What policies are necessary to keep us from sliding into Thomas Piketty’s high-capital semi-dystopia? Piketty focuses on one tool: A progressive global wealth tax. Summers envisions a much broader-front campaign against the return of Belle Époque inheritance plutocracy:

  1. The war on rent-seeking–in the form of NIMBY urban land-use restrictions, financial regulatory loopholes, corporate control malfunctions, intellectual property, market power, tax-code loopholes, and so forth.

  2. The war for mass middle-class savings–both through tightly-constrained private investments so people don’t buy high and sell low, and using the state as an intermediary.

  3. The war for mass middle-class capital ownership–through profit-sharing schemes, unionization, “share economy”, etc.

  4. The war for devolution: the return of Andrew Carnegie’s effort to make it uncool to let your children become plutocrats, and to make success at social welfare-enhancing philanthropy the principal source of status among the superrich.

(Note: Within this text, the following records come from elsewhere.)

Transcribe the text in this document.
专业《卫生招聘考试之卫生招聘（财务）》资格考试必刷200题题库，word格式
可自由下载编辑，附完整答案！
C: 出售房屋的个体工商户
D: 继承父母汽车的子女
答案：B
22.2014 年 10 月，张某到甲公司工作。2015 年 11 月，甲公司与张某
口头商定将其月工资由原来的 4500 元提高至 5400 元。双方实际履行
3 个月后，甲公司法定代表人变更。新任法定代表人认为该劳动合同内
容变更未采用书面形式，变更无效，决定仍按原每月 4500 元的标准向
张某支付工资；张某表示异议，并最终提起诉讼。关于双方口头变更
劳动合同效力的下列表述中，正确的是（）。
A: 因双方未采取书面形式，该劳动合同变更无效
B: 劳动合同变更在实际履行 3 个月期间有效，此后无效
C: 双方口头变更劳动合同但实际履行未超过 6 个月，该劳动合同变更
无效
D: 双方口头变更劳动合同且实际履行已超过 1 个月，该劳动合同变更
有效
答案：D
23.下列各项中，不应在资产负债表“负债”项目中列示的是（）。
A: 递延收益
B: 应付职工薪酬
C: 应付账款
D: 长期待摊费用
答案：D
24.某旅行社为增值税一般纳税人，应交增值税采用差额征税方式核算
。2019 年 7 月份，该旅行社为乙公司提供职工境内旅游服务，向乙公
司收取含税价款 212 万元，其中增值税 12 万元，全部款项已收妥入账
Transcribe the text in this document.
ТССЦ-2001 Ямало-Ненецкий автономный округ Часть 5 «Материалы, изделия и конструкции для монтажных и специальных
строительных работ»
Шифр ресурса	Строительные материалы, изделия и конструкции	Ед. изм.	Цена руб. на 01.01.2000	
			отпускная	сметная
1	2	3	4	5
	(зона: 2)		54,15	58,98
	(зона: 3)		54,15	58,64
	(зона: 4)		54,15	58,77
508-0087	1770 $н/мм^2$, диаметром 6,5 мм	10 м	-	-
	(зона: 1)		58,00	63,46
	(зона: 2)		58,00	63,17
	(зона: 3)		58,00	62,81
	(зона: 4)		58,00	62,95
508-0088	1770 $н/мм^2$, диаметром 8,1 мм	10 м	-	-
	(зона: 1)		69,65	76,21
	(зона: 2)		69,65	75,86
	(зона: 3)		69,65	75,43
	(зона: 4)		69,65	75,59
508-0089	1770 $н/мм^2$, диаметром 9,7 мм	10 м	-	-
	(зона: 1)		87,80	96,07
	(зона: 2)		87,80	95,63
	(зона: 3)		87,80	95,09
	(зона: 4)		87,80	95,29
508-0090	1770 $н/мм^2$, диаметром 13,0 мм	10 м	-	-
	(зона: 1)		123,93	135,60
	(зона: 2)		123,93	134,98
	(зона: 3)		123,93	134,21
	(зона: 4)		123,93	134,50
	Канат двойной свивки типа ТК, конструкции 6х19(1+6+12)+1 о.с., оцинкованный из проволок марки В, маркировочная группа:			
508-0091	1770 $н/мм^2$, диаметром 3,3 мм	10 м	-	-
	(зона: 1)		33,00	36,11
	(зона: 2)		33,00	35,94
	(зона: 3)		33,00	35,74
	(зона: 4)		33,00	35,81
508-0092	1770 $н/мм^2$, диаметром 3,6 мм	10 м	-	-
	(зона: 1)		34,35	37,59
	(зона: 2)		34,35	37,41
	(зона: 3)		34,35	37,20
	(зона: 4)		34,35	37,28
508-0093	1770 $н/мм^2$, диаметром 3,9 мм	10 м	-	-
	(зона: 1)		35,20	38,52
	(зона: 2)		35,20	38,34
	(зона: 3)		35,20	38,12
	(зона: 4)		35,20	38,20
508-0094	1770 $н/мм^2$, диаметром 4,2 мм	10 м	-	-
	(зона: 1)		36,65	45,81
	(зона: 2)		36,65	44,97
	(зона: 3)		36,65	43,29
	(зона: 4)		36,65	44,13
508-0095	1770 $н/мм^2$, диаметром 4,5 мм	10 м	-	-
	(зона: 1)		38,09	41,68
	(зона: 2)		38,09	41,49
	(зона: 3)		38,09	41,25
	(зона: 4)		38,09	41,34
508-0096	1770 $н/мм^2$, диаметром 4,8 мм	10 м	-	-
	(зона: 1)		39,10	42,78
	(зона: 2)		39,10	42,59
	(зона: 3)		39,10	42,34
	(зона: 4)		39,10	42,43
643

  5. The war for worker bargaining-power–via education, unionization, etc.

All of these are certainly well worth fighting. Thomas Piketty, however, would say that your chances of winning any of them are very low unless you start with a highly-progressive tax in order to curb the power of the rich to order politics in their interest. Piketty is, remember, taking the French Third Republic as a model: a strongly egalitarian politics and culture, but no tolerance for taxation of property at all.

Thus Thomas–and I–would say that we don’t quite understand the relative lack of enthusiasm. Why doesn’t Larry say, strongly and stridently: “A more unequal pre-tax distribution of wealth produces a more progressive optimal tax system, and as our pre-tax distribution has gotten a lot more unequal the optimal tax system has gotten a lot more progressive”?